最近になって、赤坂署に捕まった犯人の話によれば、実らしき人物は、「これは家族のためのお金なんだ」「返してくれ」と必死ですがりつき、逃げるために犯人は思い切り棒で殴りつけた。
その後、実は行方は知れない。
その頃、病院に運ばれたり、行き倒れたりした人はいないという。
けっして良い知らせではなかったが、亡くなってはいなそうだし、出稼ぎがいやになって、家族を放り出したわけではないことはわかった。

正義が実の写真を、赤坂の同僚に残してきて、それを犯人に見せて確認したのだろうか。
盗んだ給料袋に名前が書いてあったのだろうか。身分証みたいなものまで一緒に盗んだのだろうか。
いろいろ考えてしまう。

「東京の家族として」


すずふり亭の全員が、正義の話を聞き、省吾は、お礼と言って、正義に弁当をつくってもたせることにする。
みね子も手伝いたいと申し出て、ハンバーグの種をつくらせてもらう。できたお弁当はじつに豪勢なものだった。

それにしても、全員が話を聞いているなんて、ファミリー感がある。「うちの子」(省吾)、「東京の家族」(鈴子)と言い、高子(佐藤仁美)までが正義に礼を言うのだから、ほんとうに結束力が強い。
この時代、隣近所にはこういう絆が当たり前のようにあったのか。それともすずふり亭だけなのか。もっとも、みね子の父親が大変な目にあっていることがわかった以上、省吾も鈴子も、自分たちが代わりにならなくてはという気持ちは大きくなったのだろうけれど。
ヒデ(磯村勇斗)は「つらいことがあるときは、目の前のことに集中するのが一番いいと思う、おれ」と、落ち込んだみね子に助言する。

その晩、さすがに何も知らないあかね荘の住人たちは、炊事場でご飯の支度。早苗(シシド・カフカ)はみね子が帰ってくるのを見計らっていたようだが、みね子は元気がない。
そこへ、ちょうど、茨城の母親(木村佳乃)から電話が。父の話をして、思わず泣いてしまうみね子。
あかね荘の人たちはみんな心配そう。あの面倒くさい富(白石加代子)も気配を察してなにも言わない(さすが名芸妓。ひとの気持ちに敏いのだろう)。

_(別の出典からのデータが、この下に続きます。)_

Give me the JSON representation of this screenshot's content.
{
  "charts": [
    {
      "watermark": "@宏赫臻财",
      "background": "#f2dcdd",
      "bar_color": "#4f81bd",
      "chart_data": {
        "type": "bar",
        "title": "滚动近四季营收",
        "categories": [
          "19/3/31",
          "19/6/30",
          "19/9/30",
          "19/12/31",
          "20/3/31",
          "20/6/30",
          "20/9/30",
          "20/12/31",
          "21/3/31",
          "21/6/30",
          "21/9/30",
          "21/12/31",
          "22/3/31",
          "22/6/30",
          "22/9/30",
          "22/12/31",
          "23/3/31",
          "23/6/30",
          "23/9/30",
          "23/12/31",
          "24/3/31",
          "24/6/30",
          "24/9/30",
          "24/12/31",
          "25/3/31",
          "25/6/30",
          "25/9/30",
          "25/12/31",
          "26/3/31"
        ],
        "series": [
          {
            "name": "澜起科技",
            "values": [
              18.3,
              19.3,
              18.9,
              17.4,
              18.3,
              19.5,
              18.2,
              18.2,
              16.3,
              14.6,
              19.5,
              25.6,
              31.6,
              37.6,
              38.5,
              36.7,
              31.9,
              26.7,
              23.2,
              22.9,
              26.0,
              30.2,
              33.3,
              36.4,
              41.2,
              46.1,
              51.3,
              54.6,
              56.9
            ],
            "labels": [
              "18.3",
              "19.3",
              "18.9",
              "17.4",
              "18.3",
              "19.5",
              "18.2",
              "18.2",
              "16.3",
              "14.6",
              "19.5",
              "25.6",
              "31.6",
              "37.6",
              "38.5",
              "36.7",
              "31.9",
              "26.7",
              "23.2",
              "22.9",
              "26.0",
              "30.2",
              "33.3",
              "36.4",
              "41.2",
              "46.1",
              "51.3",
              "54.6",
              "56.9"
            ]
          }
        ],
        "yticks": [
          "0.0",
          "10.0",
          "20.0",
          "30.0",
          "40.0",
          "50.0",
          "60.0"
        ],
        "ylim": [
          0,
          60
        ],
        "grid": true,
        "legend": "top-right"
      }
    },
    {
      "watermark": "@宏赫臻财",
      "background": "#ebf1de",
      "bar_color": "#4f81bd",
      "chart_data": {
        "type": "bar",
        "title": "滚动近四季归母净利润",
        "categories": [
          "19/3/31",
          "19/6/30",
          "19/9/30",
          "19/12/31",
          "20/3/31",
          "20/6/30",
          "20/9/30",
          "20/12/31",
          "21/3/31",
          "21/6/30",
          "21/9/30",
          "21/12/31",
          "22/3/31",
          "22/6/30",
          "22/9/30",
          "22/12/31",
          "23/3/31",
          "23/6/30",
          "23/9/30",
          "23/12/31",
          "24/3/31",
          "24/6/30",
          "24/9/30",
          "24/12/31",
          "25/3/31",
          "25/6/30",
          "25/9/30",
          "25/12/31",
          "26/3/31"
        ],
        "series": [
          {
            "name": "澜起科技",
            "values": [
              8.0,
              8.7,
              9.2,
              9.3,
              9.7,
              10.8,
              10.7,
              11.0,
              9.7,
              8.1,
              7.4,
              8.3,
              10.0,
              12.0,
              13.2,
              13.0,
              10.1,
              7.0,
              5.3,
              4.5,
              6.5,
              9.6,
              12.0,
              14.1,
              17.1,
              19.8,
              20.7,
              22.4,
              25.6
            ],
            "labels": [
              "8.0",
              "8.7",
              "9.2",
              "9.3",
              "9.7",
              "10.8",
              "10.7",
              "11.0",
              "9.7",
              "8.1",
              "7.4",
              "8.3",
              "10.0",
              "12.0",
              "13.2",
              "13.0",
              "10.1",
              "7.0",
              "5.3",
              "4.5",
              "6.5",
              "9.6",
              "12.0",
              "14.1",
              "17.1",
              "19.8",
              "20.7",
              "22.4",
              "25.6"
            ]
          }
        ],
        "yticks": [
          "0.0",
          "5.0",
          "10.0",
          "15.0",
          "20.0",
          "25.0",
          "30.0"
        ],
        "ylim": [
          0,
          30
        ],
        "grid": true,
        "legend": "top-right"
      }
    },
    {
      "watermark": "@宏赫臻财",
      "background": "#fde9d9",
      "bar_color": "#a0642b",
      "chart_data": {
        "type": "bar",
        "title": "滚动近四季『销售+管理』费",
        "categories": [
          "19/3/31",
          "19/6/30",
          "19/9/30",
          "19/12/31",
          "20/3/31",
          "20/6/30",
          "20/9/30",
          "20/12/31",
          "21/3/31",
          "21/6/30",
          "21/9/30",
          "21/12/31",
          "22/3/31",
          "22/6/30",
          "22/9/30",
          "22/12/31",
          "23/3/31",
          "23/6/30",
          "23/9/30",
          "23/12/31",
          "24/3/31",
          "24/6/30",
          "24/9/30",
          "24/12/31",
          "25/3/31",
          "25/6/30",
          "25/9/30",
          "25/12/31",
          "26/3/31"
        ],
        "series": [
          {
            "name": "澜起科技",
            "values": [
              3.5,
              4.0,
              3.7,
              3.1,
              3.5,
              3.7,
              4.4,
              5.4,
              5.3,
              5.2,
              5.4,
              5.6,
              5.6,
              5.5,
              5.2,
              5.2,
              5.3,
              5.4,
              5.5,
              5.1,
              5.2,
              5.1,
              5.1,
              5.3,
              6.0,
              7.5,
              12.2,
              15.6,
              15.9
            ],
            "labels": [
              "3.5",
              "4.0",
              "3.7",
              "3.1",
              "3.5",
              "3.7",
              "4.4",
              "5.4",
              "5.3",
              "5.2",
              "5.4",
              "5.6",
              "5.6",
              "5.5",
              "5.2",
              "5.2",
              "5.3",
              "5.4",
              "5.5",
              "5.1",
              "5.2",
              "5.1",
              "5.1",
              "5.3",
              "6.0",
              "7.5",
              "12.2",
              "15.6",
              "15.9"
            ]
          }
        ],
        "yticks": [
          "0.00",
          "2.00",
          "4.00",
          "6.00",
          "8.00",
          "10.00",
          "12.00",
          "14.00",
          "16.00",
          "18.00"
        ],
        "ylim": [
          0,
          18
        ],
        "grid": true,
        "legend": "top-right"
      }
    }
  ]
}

お父さんのことはショックだし、悲しいけれど、正義、すずふり亭の人たち、あかね荘の人たちと、これだけ味方がいるのだから、かなり幸せ者ではあると思う。

早苗のおでこ様


お父さんがひどく殴られていた場面が衝撃的だった(確かな田中正演出)。家族思いのお父さんは、今、どこへ・・・
と、ちょっと寂しくなってしまったので、少しだけ楽しげな話で終わりたい。

厚めの前髪パッツンがモードぽくて素敵なシシド・カフカが、73話では、おでこ全開ヘアで調理をしている。じつは、1月期、日本テレビで放送されていた連続ドラマ「視覚探偵 日暮旅人」8話でも彼女のおでこ様を観ることができる。おそらく堤幸彦演出だと思うのだが、性格のキツそうな刑事を演じているシシド・カフカの前髪いじりの場面があるのだ。これがかなり傑作だ。Huluで配信されているので、興味をもたれた方は観てみてほしい。